Friday, February 17, 2017

Conspiracy connections need only be slight

US v. Chittenden:  In this appeal, the Fourth Circuit affirmed the bank fraud and conspiracy to commit bank fraud and mail fraud convictions of a former loan officer for drafting and submitting fraudulent mortgage loan applications, mostly for first-time Hispanic home buyers.  Chittenden, the government alleged, submitted loan applications with false income, asset, and employment information, and she undertook this fraud in concert with multiple realtors.

Chittenden went to trial and subsequently was convicted, and the district court entered judgment against her.  It did not, however, enter a forfeiture penalty, and it directed counsel to schedule an evidentiary hearing on the issue of forfeiture.  Chittenden objected that because the judgment was entered against her, the district court lacked jurisdiction to impose a forfeiture any longer.  Over her objection, the parties litigated forfeiture for the next year.  Ultimately, the Fourth Circuit determined that a court’s failure to enter a forfeiture order at sentencing did not deprive it of jurisdiction to impose such an order after sentencing.  Here, the court entered the forfeiture order against Chittenden just over a year after sentencing, for over $1.5 million, the amount of conspiracy proceeds reasonably foreseeable to Chittenden.  She appealed.

Prior to trial, the government froze Chittenden’s assets.  She argued on appeal that this asset forfeiture violated her Sixth Amendment right to counsel.  Chittenden had hired attorneys of her choice to conduct a pre-indictment investigation, and she retained the same counsel for trial and throughout sentencing.  She amassed considerable debt to pay her attorneys, borrowing money from relatives to foot her legal bills.  The Fourth Circuit found, however, that her right to counsel of choice was not implicated here, as she was not forced to change counsel or rely on appointed counsel.
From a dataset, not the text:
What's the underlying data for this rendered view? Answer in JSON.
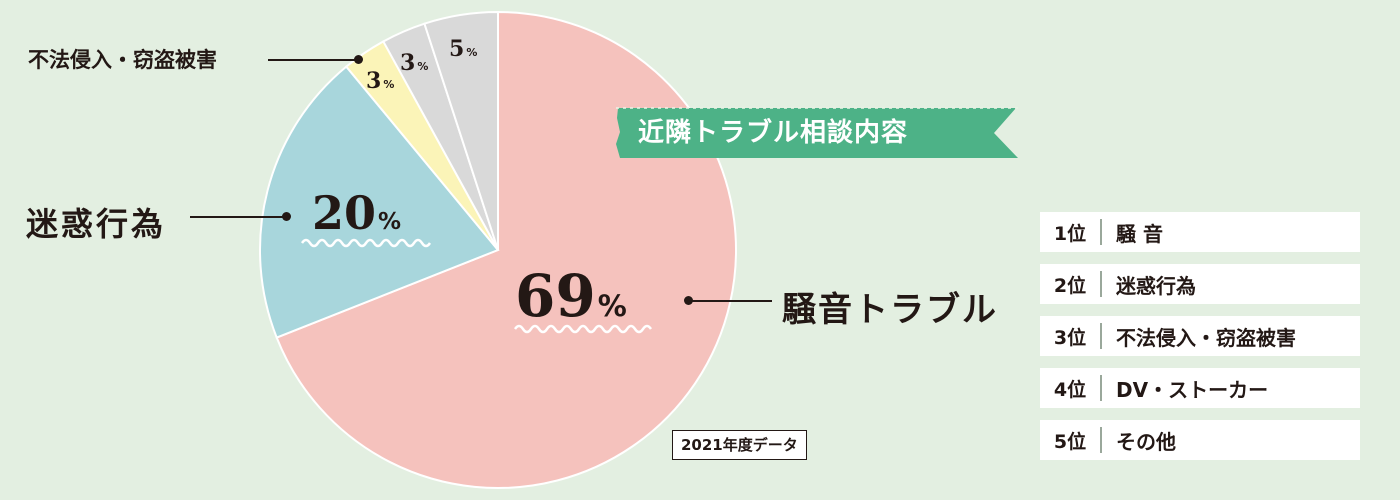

Additionally, Chittenden argued a lack of evidence to support her convictions.  The Fourth Circuit disagreed, finding that the co-conspirator testimony as well as borrower testimony provided a link between Chittenden and the conspiracy, namely her preparation of applications that contained false information.  The Fourth Circuit held that Chittenden’s connection to the conspiracy needed only to be slight, and the other realtors and borrowers provided more than sufficient evidence of her guilt.